The msr-safe kernel driver must be loaded at runtime to support user-level read and write of white-listed MSRs. The source code for the driver can be found here: https://github.com/scalability-llnl/msr-safe.
Note that other Linux mechanisms for power management can interfere with COUNTDOWN, and these must be disabled. We suggest the following:
echo performance | tee /sys/devices/system/cpu/cpu*/cpufreq/scaling_governor
and adding "intel_pstate=disable" to the kernel command line through grub2. Remember to reboot the system to apply the changes.
Set MSR_SAFE with a whitelist compatible with COUNTDOWN:
sudo cat $COUNTDOWN_HOME/msr_safe_wl/$ARCH_wl > /dev/cpu/msr_whitelist
Architectures: hsw = Intel Haswell - bdw = Intel Broadwell
DISABLE NMI WATCHDOG
NMI watchdog interferes with HW performance counters used by COUNTDOWN to count clock cycles and the number of instruction retired. To avoid this problem is necessary to set:
sudo sh -c "echo '0' > /proc/sys/kernel/nmi_watchdog"
and adding "nmi_watchdog=0" to the kernel command line through grub2.
ENABLE RDPMC - REQUIRED ONLY FOR SYSTEMS WITH KERNEL >4.x
In kernel >4.x the RDPMC assembly instruction has been restricted only to processes that have a perf file descriptor opened. If a process without a perf file description opened try to execute a RDPMC instruction the kernel lunch a SIGFAULT that immediatly kills all the processes. To overcome this limitation is necessary to set:
sudo sh -c "echo '2' > /sys/bus/event_source/devices/cpu/rdpmc"

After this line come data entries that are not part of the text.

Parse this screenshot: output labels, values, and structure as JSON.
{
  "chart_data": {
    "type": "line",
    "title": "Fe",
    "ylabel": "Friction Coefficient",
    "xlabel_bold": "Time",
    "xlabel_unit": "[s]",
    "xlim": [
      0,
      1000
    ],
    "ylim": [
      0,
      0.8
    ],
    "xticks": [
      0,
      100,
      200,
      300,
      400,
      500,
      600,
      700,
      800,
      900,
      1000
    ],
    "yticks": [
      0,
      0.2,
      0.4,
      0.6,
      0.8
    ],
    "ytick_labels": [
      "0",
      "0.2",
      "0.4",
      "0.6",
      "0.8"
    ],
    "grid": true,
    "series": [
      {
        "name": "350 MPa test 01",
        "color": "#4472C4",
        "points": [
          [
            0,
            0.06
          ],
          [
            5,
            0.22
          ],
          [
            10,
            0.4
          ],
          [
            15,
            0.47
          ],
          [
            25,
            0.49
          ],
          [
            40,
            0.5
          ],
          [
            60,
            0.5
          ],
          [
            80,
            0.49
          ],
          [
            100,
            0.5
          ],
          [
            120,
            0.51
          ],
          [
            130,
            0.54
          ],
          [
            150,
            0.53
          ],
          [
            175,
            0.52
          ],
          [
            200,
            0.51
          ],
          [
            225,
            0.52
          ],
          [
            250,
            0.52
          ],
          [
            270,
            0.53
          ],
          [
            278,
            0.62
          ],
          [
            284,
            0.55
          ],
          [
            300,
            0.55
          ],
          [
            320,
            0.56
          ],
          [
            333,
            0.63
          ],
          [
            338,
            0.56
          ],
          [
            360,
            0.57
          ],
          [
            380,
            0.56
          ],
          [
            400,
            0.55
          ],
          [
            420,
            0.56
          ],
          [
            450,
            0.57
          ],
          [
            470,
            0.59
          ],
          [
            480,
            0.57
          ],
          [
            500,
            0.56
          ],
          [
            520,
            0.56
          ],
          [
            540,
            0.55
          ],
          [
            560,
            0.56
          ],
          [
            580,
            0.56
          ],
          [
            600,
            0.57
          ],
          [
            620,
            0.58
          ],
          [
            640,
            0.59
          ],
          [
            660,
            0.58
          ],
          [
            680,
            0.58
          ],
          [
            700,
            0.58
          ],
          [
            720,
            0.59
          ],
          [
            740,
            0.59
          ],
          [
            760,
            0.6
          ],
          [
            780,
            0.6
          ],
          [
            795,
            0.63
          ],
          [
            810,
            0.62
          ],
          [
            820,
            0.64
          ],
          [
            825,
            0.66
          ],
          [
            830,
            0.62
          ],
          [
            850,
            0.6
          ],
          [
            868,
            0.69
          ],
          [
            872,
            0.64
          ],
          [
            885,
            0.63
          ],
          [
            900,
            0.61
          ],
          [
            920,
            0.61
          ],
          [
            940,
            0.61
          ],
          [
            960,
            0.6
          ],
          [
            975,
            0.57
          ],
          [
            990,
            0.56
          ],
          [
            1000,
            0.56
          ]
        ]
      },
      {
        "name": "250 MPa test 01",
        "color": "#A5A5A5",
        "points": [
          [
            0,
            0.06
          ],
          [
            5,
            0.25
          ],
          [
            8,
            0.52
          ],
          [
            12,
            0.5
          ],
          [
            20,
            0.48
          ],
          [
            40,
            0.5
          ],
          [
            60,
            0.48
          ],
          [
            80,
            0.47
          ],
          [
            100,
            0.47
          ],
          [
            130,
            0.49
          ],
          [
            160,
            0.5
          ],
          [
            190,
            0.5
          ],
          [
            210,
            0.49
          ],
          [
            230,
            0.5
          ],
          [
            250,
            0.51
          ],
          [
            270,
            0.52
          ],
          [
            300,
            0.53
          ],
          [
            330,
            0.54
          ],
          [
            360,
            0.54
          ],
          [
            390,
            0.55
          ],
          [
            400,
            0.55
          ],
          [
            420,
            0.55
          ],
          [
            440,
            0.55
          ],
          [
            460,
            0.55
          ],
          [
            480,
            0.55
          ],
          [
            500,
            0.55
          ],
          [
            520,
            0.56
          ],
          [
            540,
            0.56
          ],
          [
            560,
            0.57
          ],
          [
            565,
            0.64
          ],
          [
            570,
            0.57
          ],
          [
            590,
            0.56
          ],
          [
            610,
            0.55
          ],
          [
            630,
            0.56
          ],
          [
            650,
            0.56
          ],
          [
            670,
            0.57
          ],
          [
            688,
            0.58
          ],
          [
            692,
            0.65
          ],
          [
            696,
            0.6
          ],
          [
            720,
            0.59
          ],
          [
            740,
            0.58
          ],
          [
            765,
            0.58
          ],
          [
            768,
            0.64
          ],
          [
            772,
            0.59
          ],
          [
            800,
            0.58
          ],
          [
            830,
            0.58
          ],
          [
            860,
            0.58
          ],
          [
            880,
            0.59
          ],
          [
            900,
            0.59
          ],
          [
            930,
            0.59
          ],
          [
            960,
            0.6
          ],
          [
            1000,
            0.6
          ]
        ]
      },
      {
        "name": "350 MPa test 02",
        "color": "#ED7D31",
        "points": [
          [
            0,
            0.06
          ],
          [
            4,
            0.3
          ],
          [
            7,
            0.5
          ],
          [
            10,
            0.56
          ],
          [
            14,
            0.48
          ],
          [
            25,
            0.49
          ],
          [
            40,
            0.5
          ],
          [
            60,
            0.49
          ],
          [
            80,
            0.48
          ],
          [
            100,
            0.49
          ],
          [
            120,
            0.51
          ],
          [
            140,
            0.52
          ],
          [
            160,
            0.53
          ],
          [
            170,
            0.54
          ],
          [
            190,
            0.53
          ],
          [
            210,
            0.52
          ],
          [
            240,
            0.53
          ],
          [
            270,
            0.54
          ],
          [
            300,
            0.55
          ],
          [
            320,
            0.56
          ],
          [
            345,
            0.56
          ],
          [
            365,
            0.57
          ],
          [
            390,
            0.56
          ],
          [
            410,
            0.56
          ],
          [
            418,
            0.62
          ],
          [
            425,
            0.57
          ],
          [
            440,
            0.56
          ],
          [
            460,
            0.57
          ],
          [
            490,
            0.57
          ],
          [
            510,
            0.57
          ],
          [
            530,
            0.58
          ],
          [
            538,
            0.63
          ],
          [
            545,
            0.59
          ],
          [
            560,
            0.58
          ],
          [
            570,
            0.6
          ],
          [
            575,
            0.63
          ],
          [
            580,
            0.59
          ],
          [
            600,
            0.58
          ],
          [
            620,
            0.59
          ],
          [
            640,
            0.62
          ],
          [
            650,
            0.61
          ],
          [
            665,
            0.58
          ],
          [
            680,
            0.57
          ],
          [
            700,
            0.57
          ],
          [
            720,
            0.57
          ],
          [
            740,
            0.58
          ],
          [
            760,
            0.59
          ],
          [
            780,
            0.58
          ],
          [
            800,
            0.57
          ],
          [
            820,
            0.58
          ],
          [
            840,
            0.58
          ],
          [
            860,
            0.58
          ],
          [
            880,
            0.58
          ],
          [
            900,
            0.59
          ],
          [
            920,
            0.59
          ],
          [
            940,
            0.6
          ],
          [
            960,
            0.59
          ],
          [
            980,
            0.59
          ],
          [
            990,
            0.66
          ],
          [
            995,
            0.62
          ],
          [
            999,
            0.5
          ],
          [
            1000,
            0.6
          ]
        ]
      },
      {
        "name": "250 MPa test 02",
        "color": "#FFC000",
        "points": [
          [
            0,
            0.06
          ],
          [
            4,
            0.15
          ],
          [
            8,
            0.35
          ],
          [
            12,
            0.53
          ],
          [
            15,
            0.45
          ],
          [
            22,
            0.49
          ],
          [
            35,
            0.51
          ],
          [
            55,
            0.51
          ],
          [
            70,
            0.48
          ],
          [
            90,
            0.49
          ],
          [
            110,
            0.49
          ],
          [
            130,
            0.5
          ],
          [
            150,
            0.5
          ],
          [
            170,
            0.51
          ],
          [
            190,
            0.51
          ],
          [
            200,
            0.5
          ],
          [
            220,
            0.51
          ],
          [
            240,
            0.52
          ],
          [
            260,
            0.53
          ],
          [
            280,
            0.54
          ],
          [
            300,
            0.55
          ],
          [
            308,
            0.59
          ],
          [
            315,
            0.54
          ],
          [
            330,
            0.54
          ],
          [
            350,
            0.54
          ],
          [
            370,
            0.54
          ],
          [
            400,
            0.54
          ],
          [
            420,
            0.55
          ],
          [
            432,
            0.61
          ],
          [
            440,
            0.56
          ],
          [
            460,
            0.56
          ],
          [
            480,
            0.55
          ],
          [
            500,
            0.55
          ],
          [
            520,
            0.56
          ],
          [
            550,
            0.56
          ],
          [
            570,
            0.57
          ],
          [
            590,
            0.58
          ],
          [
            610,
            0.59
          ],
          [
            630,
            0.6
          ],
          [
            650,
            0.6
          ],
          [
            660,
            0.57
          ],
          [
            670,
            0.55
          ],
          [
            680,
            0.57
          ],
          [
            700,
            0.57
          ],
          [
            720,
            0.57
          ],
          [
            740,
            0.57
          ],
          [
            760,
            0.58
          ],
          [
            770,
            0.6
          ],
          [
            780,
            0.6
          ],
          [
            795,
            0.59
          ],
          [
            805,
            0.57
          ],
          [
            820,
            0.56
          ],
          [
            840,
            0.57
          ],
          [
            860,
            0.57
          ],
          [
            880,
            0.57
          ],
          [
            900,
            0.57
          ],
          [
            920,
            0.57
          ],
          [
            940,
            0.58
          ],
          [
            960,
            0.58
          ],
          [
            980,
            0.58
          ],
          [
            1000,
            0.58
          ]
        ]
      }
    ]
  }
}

and adding "echo '2' > /sys/bus/event_source/devices/cpu/rdpmc" to the /etc/rc.local.
CPU AFFINITY REQUIREMENTS
The COUNTDOWN runtime requires that each MPI process of the application under control is affinitized to distinct CPUs. This is a strict requirement for the runtime and must be enforced by the MPI launch command.
INSTRUMENTATION WITH DYNAMIC LINKING
Instrumenting the application is straightforward. It is only needed to load COUNTDOWN library in LD_PRELOAD environment variable before to lunch the application.
To profile the application with COUNTDOWN:
mpirun -np $NPROCS -x(-genv) LD_PRELOAD=/path/to/countdown/lib/libcntd.so ./$APP
report files of COUNTDOWN are located in the current directory. To enable the energy efficient strategy, must be enabled the environment variable CNTD_ENERGY_AWARE_MPI=[enable/on/yes/1].
mpirun -np $NPROCS -x(-genv) LD_PRELOAD=/path/to/countdown/lib/libcntd.so -x(-genv) CNTD_ENERGY_AWARE_MPI=1 ./$APP
COUNTDOWN can be configured setting the following environment variables:
CNTD_OUT_DIR=$PATH (Output directory of report files)
CNTD_NODE_SAMPLING=[enable/on/yes/1] (Enable sampling node report)
CNTD_LOG_MPI_CALL=[enable/on/yes/1] (Enable report for MPI calls)
CNTD_ADV_METRICS=[enable/on/yes/1] (Enable dump of HW performance counters)
CNTD_ENERGY_AWARE_MPI=[enable/on/yes/1] (Enable energy-aware MPI policy)
CNTD_ENERGY_AWARE_MPI_TIMEOUT=[number] (Timeout of energy-aware MPI policy in microseconds)
CNTD_FORCE_MSR requires that the application must be run as root and the MSR kernel module installed in the system:
sudo modprobe msr
This software is alpha versioned and is provided for early adopters and collaborative development. We are very interested in feedback from the community.
Development of the COUNTDOWN has been supported by the EU FETHPC project ANTAREX (g.a. 671623), and EU ERC Project MULTITHERMAN (g.a. 291125).